Testing for Connectivity of Mobile Games
By: Ville-Veikko Helppi
Connectivity is one of the key aspects when building mobile games. Typically, mobile games communicate over the internet with various different entities; app markets (e.g. Google Play), directly with other players and their devices, or your own back-end servers. When it comes to mobile game development, both indies and major game studios are struggling to make an ideal environment for testing massive multiplayer setup. This is one of the areas where test automation can provide you significant benefits.
We discussed couple weeks ago in our Best Practices in Mobile Game Testing blog series’ the second post – UI and Functional Testing with Image Recognition how test automation can provide significant benefits to mobile game testing with help of image recognition/comparison sort of features.
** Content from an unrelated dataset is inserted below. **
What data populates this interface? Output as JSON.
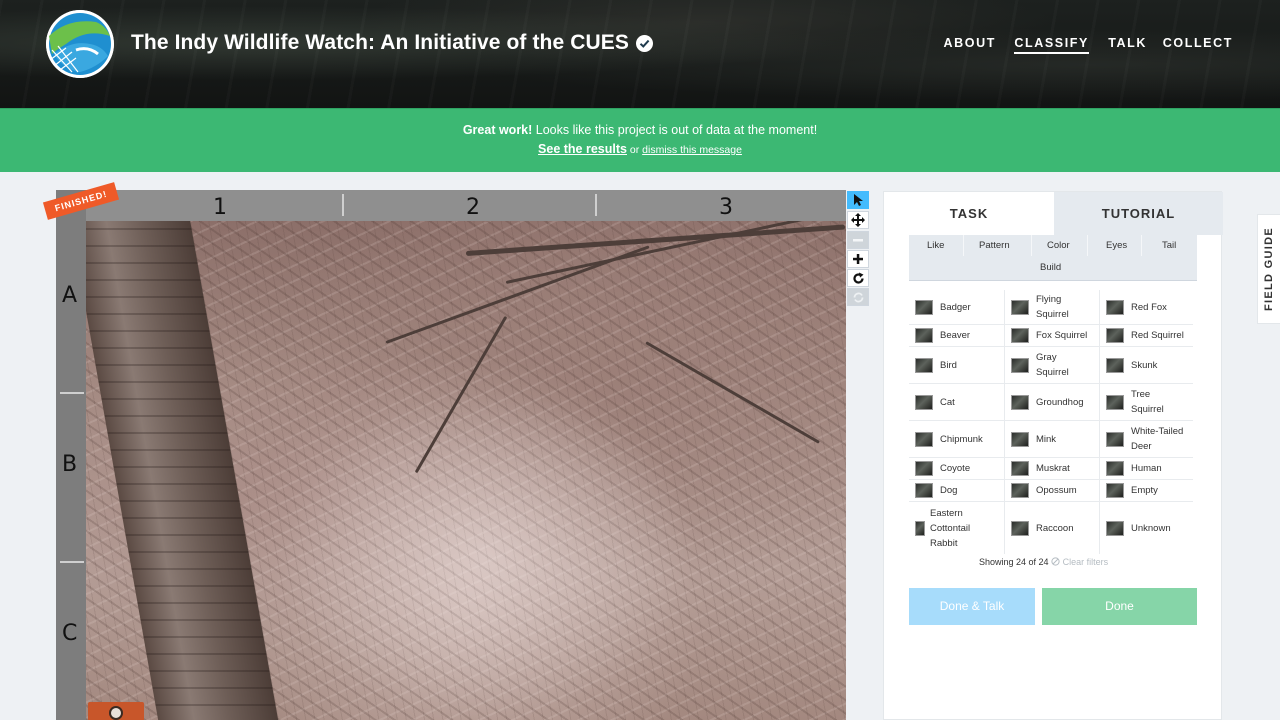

In
fact, test automation can also help when it comes to multiplayer testing, cross-platform testing and general connectivity testing. Not only spotting out those bugs and issues, but also significantly reduces the cost of failure, saves time through its repeatability and earlier verification, and leverages resource productivity. Using test automation for mobile game testing already in the earliest phase of development is a good way to gain those benefits and effectively use resources.
But you also need a good infrastructure for doing efficient testing for connectivity of your game. Naturally, there are plenty of options where and how testing will be conducted, but let’s take two the most common ones as an example – in-house environment and cloud-based setups. For setting up an in-house test environment, you will need servers, USB hubs, plenty of real mobile devices (phones, tablets etc. whatever you plan to support with your game), appropriate speed WiFi, and so on. Here is a good tip and check-list what you need if you built this internally.
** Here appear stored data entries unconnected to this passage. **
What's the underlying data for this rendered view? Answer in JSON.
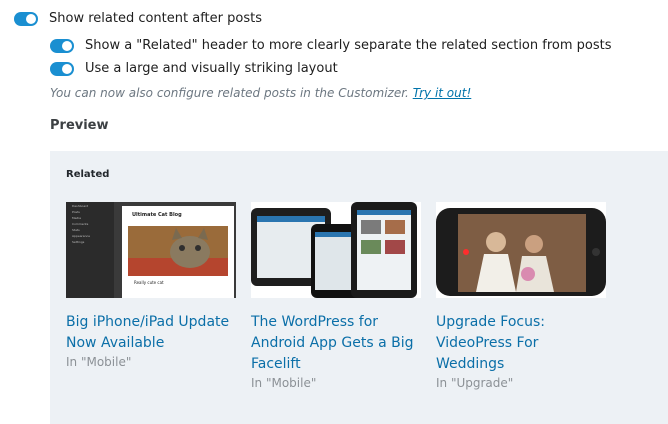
{
  "options": {
    "show_related": "Show related content after posts",
    "show_header": "Show a \"Related\" header to more clearly separate the related section from posts",
    "large_layout": "Use a large and visually striking layout"
  },
  "note": {
    "text": "You can now also configure related posts in the Customizer.",
    "link": "Try it out!"
  },
  "preview": {
    "title": "Preview",
    "related_label": "Related",
    "thumb1": {
      "app_title": "Ultimate Cat Blog",
      "caption": "Really cute cat",
      "sidebar": [
        "Dashboard",
        "Posts",
        "Media",
        "Comments",
        "Stats",
        "Appearance",
        "Settings"
      ]
    },
    "posts": [
      {
        "title": "Big iPhone/iPad Update Now Available",
        "category": "In \"Mobile\""
      },
      {
        "title": "The WordPress for Android App Gets a Big Facelift",
        "category": "In \"Mobile\""
      },
      {
        "title": "Upgrade Focus: VideoPress For Weddings",
        "category": "In \"Upgrade\""
      }
    ]
  },
  "colors": {
    "toggle_on": "#1a8fd1",
    "link": "#0b6fa8",
    "panel_bg": "#edf1f5"
  }
}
Using a cloud-based setup is easy and effortless, and you can use various different techniques to test the connectivity aspects of your game. For example, different types of performance tests can be used. However, the most important thing in cloud-based testing is that you have plenty of devices in use – as versatile set of different OS versions, chipsets, display sizes, memory and other form factors. This enables the simultaneous smoke and compatibility testing when you do connectivity and performance testing for your game.
Whether deciding to go with either of these options, WiFi infrastructure is another very important infrastructure area that is often overlooked when creating large scale mobile test automation environments. You can get to about 10 maybe even 15 devices with any WiFi infrastructure without any problems but as the number of devices in your WiFi network adds up, so do the challenges. Those issues will start appearing when data is transferred. This gives the game developer an excellent way to optimize the data passing, infrastructure software and decide what data should be passed between servers and clients. Not everything needs to be communicated/sent back and forth. In general, it is a good rule of thumb that if WiFi cannot handle 15 devices sending all data between server and client (your game), you should seriously consider optimizing the data passing.